Aujourd’hui, leur affaire n'est pas encore lancée officiellement. Et pourtant, ils accumulent déjà les prix avec quatre récompenses obtenues pour six finales de concours disputées. À ce stade de développement, Arthur et Jean ont simplement trouvé une cuisine et un cuistot. Denys, 63 ans, préparera les repas pendant la période de test. La vente sera quant à elle assurée par Jean et Arthur pour limiter les coûts.

"Nos grands-mères ont du talent" veut proposer de la nourriture saine, "100% d’origine française". Mais pas bio. "Il y a un peu tout et n’importe quoi dans le bio. On veut surtout agir avec des producteurs locaux et des produits de saison. Après, si nos clients nous font la demande de produits bio, on s’adaptera." À la rentrée, ces derniers trouveront à la sortie de la gare de "Clamart, Fontenay-aux-Roses ou Saint-Cloud" un stand de vente avec quiches, tartes, soupes et plats cuisinés. "Le panier moyen pour une formule plat et dessert, c’est douze euros", précise Jean.

Grâce aux prix remportés, ils disposent de 15.000 euros d’apport sur les 35.000 euros nécessaires pour tenir au départ. Ils espèrent récolter le reste "avec des levées de fonds et grâce au crowfunding". Ils comptent aussi embaucher des employés au profil bien précis. "Nous ne sommes pas à proprement parler une entreprise d’insertion, qui est un métier à part entière, explique Jean posément. On peut accueillir quelqu'un qui sort de deux ans en insertion, mais on se focalise surtout sur des gens qui, parce qu’ils ont plus de 50 ans, sont au chômage depuis maximum un an. Concrètement, ce sont des personnes qui ont raté cinq entretiens d’embauche parce qu’elles étaient trop âgées."

Manger vite, mais bien

"Revenu avec l’envie de créer", comme Arthur, de son année de césure en 2012, Jean a eu l'idée de "Nos grands-mères ont du talent" grâce à son cousin. "Il a eu cette idée de restaurant avec des grands-mères. On a bien déliré dessus et ça a évolué. Pourtant, je n’ai pas de madeleine de Proust particulière. Mais j’ai de très bons souvenirs de repas familiaux, de pots-au-feu partagés. Aujourd’hui, la nourriture est industrielle, froide et individualiste, constate-t-il. Il faut revenir à la bouffe traditionnelle, aux produits sains. Manger vite, mais bien."

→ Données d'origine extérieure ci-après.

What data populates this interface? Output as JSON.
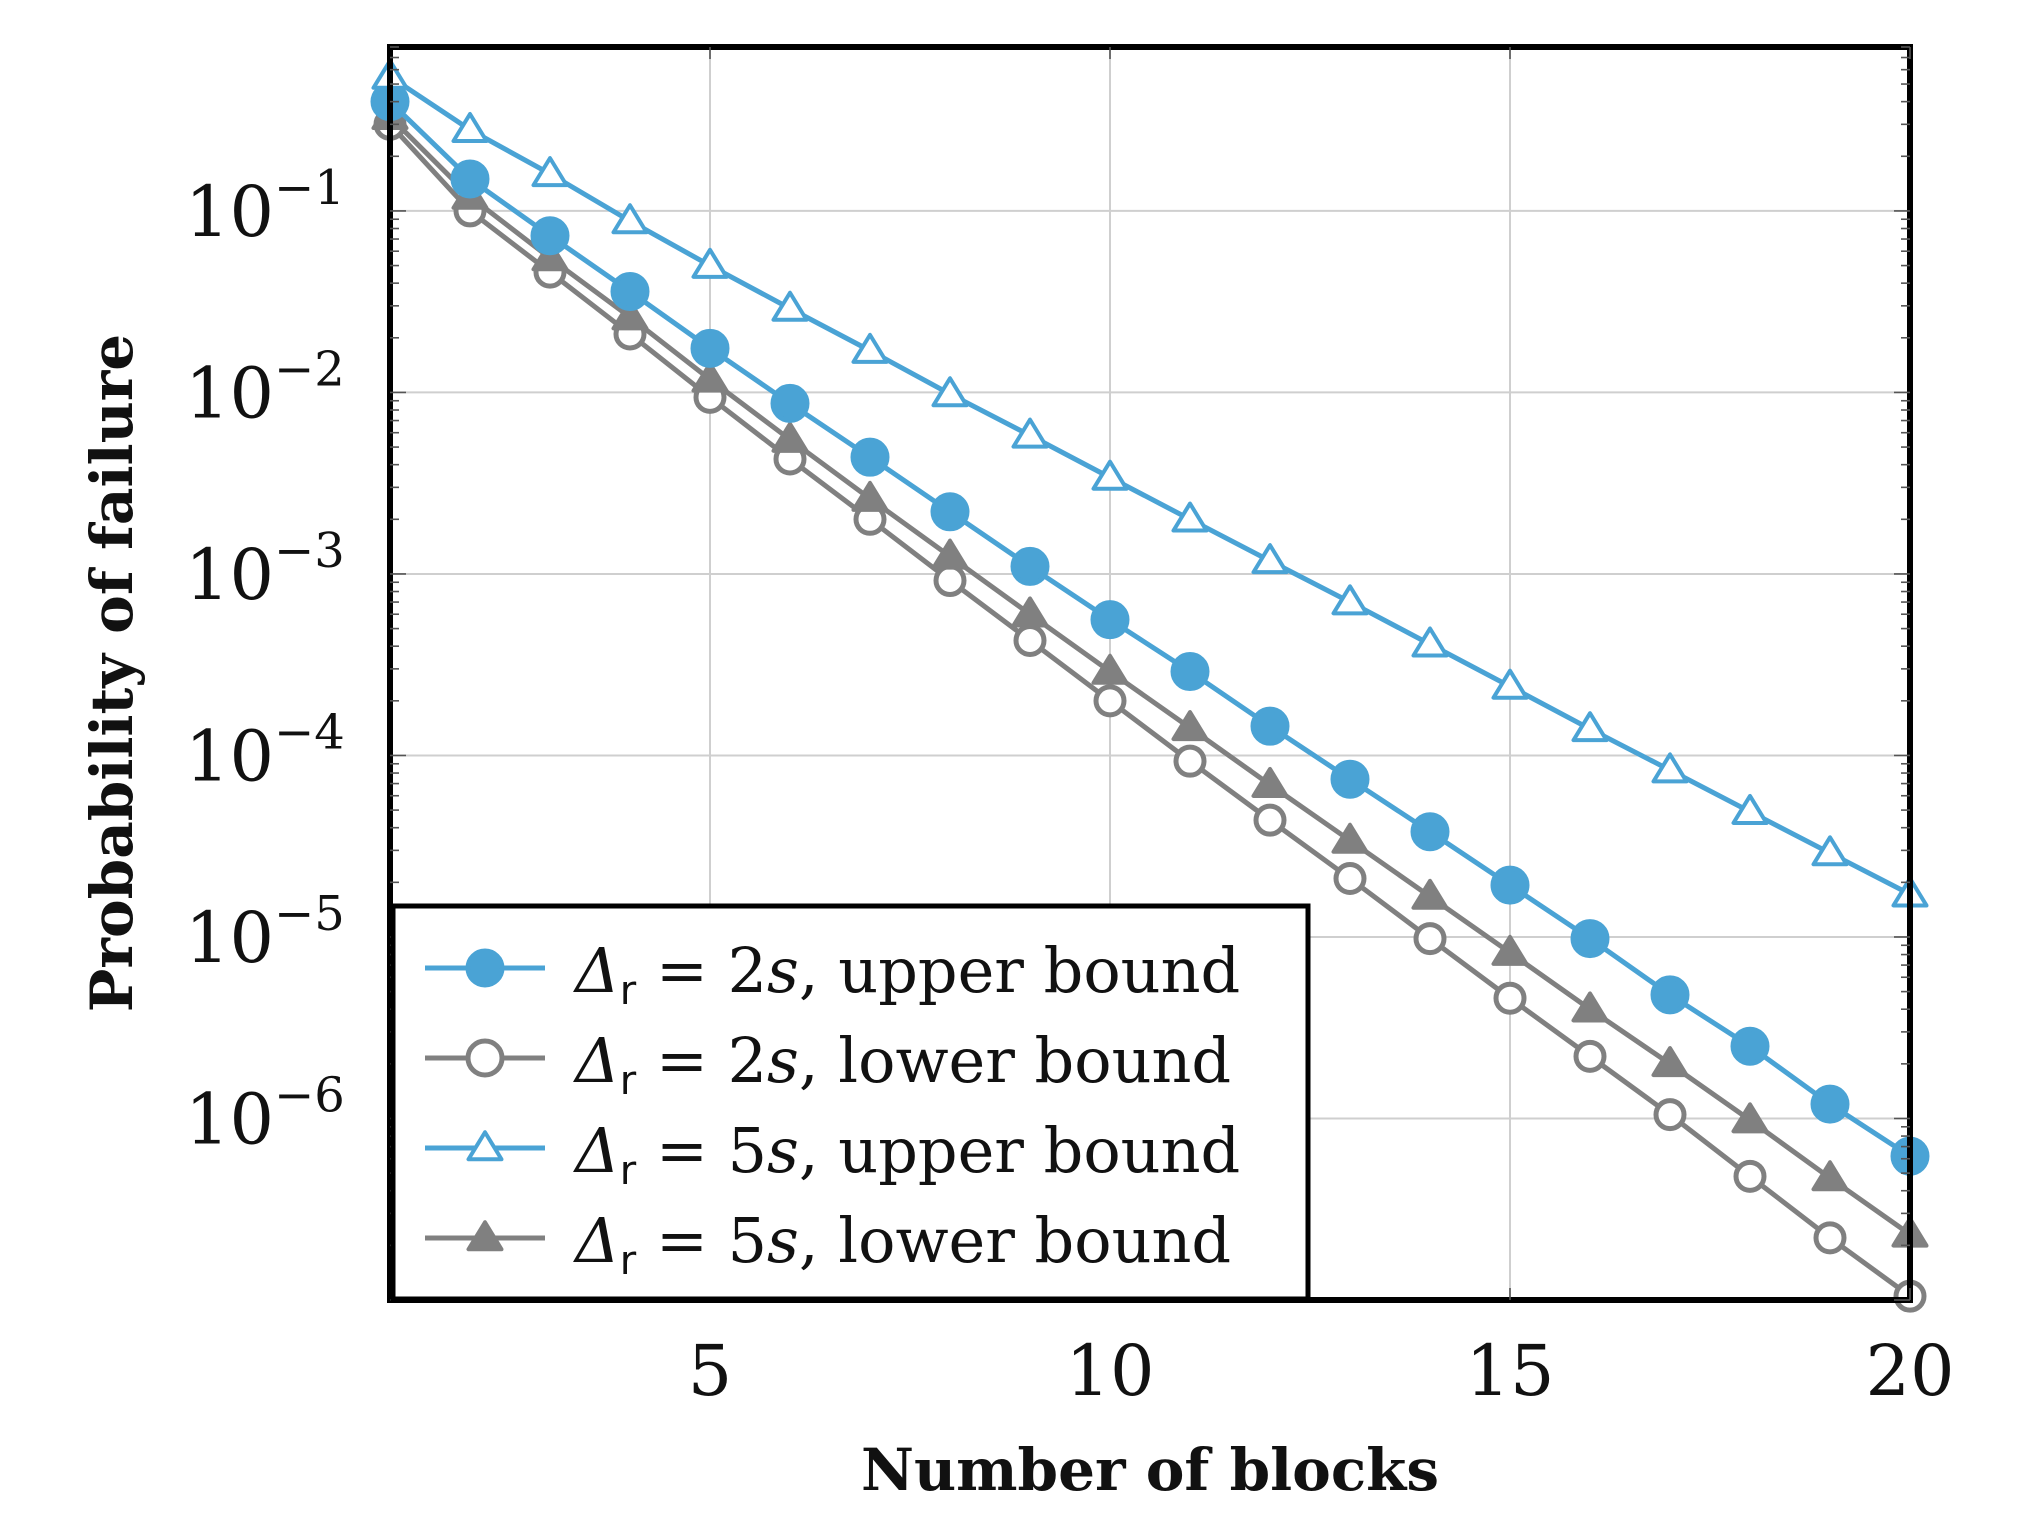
{
  "chart_data": {
    "type": "line",
    "title": "",
    "xlabel": "Number of blocks",
    "ylabel": "Probability of failure",
    "xlim": [
      1,
      20
    ],
    "ylim": [
      1e-07,
      0.8
    ],
    "yscale": "log",
    "grid": true,
    "legend_position": "bottom-left",
    "x_ticks": [
      5,
      10,
      15,
      20
    ],
    "y_ticks": [
      {
        "value": 0.1,
        "base": "10",
        "exp": "−1"
      },
      {
        "value": 0.01,
        "base": "10",
        "exp": "−2"
      },
      {
        "value": 0.001,
        "base": "10",
        "exp": "−3"
      },
      {
        "value": 0.0001,
        "base": "10",
        "exp": "−4"
      },
      {
        "value": 1e-05,
        "base": "10",
        "exp": "−5"
      },
      {
        "value": 1e-06,
        "base": "10",
        "exp": "−6"
      }
    ],
    "x": [
      1,
      2,
      3,
      4,
      5,
      6,
      7,
      8,
      9,
      10,
      11,
      12,
      13,
      14,
      15,
      16,
      17,
      18,
      19,
      20
    ],
    "series": [
      {
        "name": "Δr = 2s, upper bound",
        "legend": {
          "delta": "Δ",
          "sub": "r",
          "eq": "= 2",
          "var": "s",
          "rest": ", upper bound"
        },
        "color": "#4aa3d5",
        "marker": "circle",
        "filled": true,
        "values": [
          0.4,
          0.15,
          0.073,
          0.036,
          0.0175,
          0.0087,
          0.0044,
          0.0022,
          0.0011,
          0.00056,
          0.00029,
          0.000145,
          7.4e-05,
          3.8e-05,
          1.93e-05,
          9.8e-06,
          4.8e-06,
          2.5e-06,
          1.2e-06,
          6.2e-07
        ]
      },
      {
        "name": "Δr = 2s, lower bound",
        "legend": {
          "delta": "Δ",
          "sub": "r",
          "eq": "= 2",
          "var": "s",
          "rest": ", lower bound"
        },
        "color": "#808080",
        "marker": "circle",
        "filled": false,
        "values": [
          0.3,
          0.1,
          0.046,
          0.021,
          0.0094,
          0.0043,
          0.002,
          0.00092,
          0.00043,
          0.0002,
          9.3e-05,
          4.4e-05,
          2.1e-05,
          9.8e-06,
          4.6e-06,
          2.2e-06,
          1.05e-06,
          4.8e-07,
          2.2e-07,
          1.05e-07
        ]
      },
      {
        "name": "Δr = 5s, upper bound",
        "legend": {
          "delta": "Δ",
          "sub": "r",
          "eq": "= 5",
          "var": "s",
          "rest": ", upper bound"
        },
        "color": "#4aa3d5",
        "marker": "triangle",
        "filled": false,
        "values": [
          0.55,
          0.28,
          0.16,
          0.088,
          0.05,
          0.029,
          0.017,
          0.0098,
          0.0058,
          0.0034,
          0.002,
          0.00118,
          0.0007,
          0.00041,
          0.00024,
          0.00014,
          8.3e-05,
          4.9e-05,
          2.9e-05,
          1.72e-05
        ]
      },
      {
        "name": "Δr = 5s, lower bound",
        "legend": {
          "delta": "Δ",
          "sub": "r",
          "eq": "= 5",
          "var": "s",
          "rest": ", lower bound"
        },
        "color": "#808080",
        "marker": "triangle",
        "filled": true,
        "values": [
          0.33,
          0.12,
          0.055,
          0.026,
          0.0118,
          0.0055,
          0.0026,
          0.00125,
          0.0006,
          0.00029,
          0.000142,
          6.9e-05,
          3.4e-05,
          1.67e-05,
          8.2e-06,
          4e-06,
          2e-06,
          9.8e-07,
          4.7e-07,
          2.3e-07
        ]
      }
    ]
  }
}
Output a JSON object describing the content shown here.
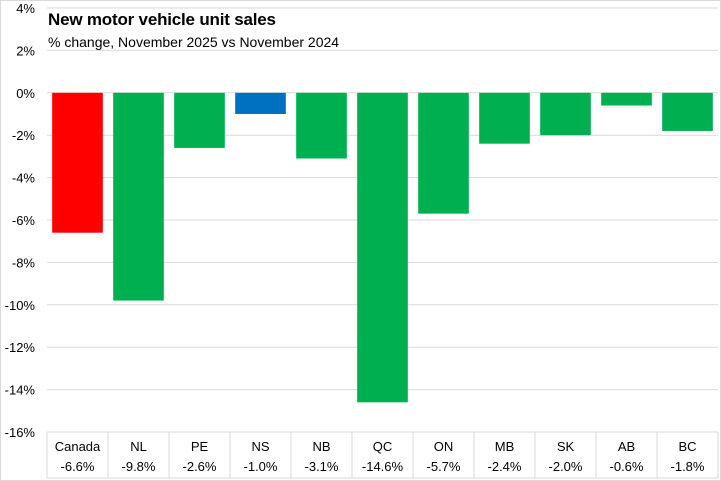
{
  "chart_data": {
    "type": "bar",
    "title": "New motor vehicle unit sales",
    "subtitle": "% change, November 2025 vs November 2024",
    "xlabel": "",
    "ylabel": "",
    "categories": [
      "Canada",
      "NL",
      "PE",
      "NS",
      "NB",
      "QC",
      "ON",
      "MB",
      "SK",
      "AB",
      "BC"
    ],
    "values": [
      -6.6,
      -9.8,
      -2.6,
      -1.0,
      -3.1,
      -14.6,
      -5.7,
      -2.4,
      -2.0,
      -0.6,
      -1.8
    ],
    "value_labels": [
      "-6.6%",
      "-9.8%",
      "-2.6%",
      "-1.0%",
      "-3.1%",
      "-14.6%",
      "-5.7%",
      "-2.4%",
      "-2.0%",
      "-0.6%",
      "-1.8%"
    ],
    "bar_colors": [
      "#ff0000",
      "#00b050",
      "#00b050",
      "#0070c0",
      "#00b050",
      "#00b050",
      "#00b050",
      "#00b050",
      "#00b050",
      "#00b050",
      "#00b050"
    ],
    "ylim": [
      -16,
      4
    ],
    "yticks": [
      4,
      2,
      0,
      -2,
      -4,
      -6,
      -8,
      -10,
      -12,
      -14,
      -16
    ],
    "ytick_labels": [
      "4%",
      "2%",
      "0%",
      "-2%",
      "-4%",
      "-6%",
      "-8%",
      "-10%",
      "-12%",
      "-14%",
      "-16%"
    ],
    "grid": true,
    "legend": "none",
    "data_table": true
  }
}
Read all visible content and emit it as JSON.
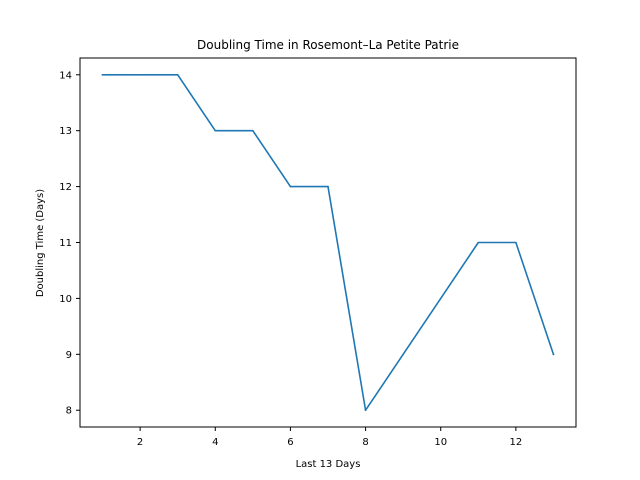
{
  "chart_data": {
    "type": "line",
    "title": "Doubling Time in  Rosemont–La Petite Patrie",
    "xlabel": "Last 13 Days",
    "ylabel": "Doubling Time (Days)",
    "x": [
      1,
      2,
      3,
      4,
      5,
      6,
      7,
      8,
      9,
      10,
      11,
      12,
      13
    ],
    "series": [
      {
        "values": [
          14,
          14,
          14,
          13,
          13,
          12,
          12,
          8,
          9,
          10,
          11,
          11,
          9
        ],
        "color": "#1f77b4"
      }
    ],
    "xlim": [
      0.4,
      13.6
    ],
    "ylim": [
      7.7,
      14.3
    ],
    "xticks": [
      2,
      4,
      6,
      8,
      10,
      12
    ],
    "xtick_labels": [
      "2",
      "4",
      "6",
      "8",
      "10",
      "12"
    ],
    "yticks": [
      8,
      9,
      10,
      11,
      12,
      13,
      14
    ],
    "ytick_labels": [
      "8",
      "9",
      "10",
      "11",
      "12",
      "13",
      "14"
    ],
    "grid": false,
    "legend": false
  }
}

Sûrs de leur coup, les deux jeunes hommes avaient demandé à consacrer leur stage de fin d’études à leur projet naissant. Ils ont obtenu gain de cause. Si Jean a "un job alimentaire" pour le moment dans la société de gestion Phitrust, Arhur "s’y consacre à 100%". Ensemble, ils ont déjà su rectifier le tir par rapport à leur projet de départ. Oubliés le camion et la mode du food truck. "C’est très mal reçu par les collectivités, explique Jean. Les camions sont capables de faire des centaines de couverts en une journée. C’est une concurrence pour les restaurateurs." Avec un objectif "optimiste de 50 repas par jour et par point de vente", ils se considèrent moins dérangeants pour les restaurants.

"Quand j’en parle autour de moi, on me dit que c’est une super idée", poursuit-il. Une tendance qui semble se confirmer dans les gares. "En y allant, on a vu que 70% des 200 personnes interrogées en gare étaient intéressées par nos produits. Quand on leur a demandé ce qu'elles préféreraient entre nos plats, des sushis ou des pizzas, nos produits étaient plébiscités par 50% des gens." Mais du plat énoncé sur un questionnaire à celui proposé à la vente, il reste encore un long chemin pour convaincre un Francilien pressé de rentrer chez lui.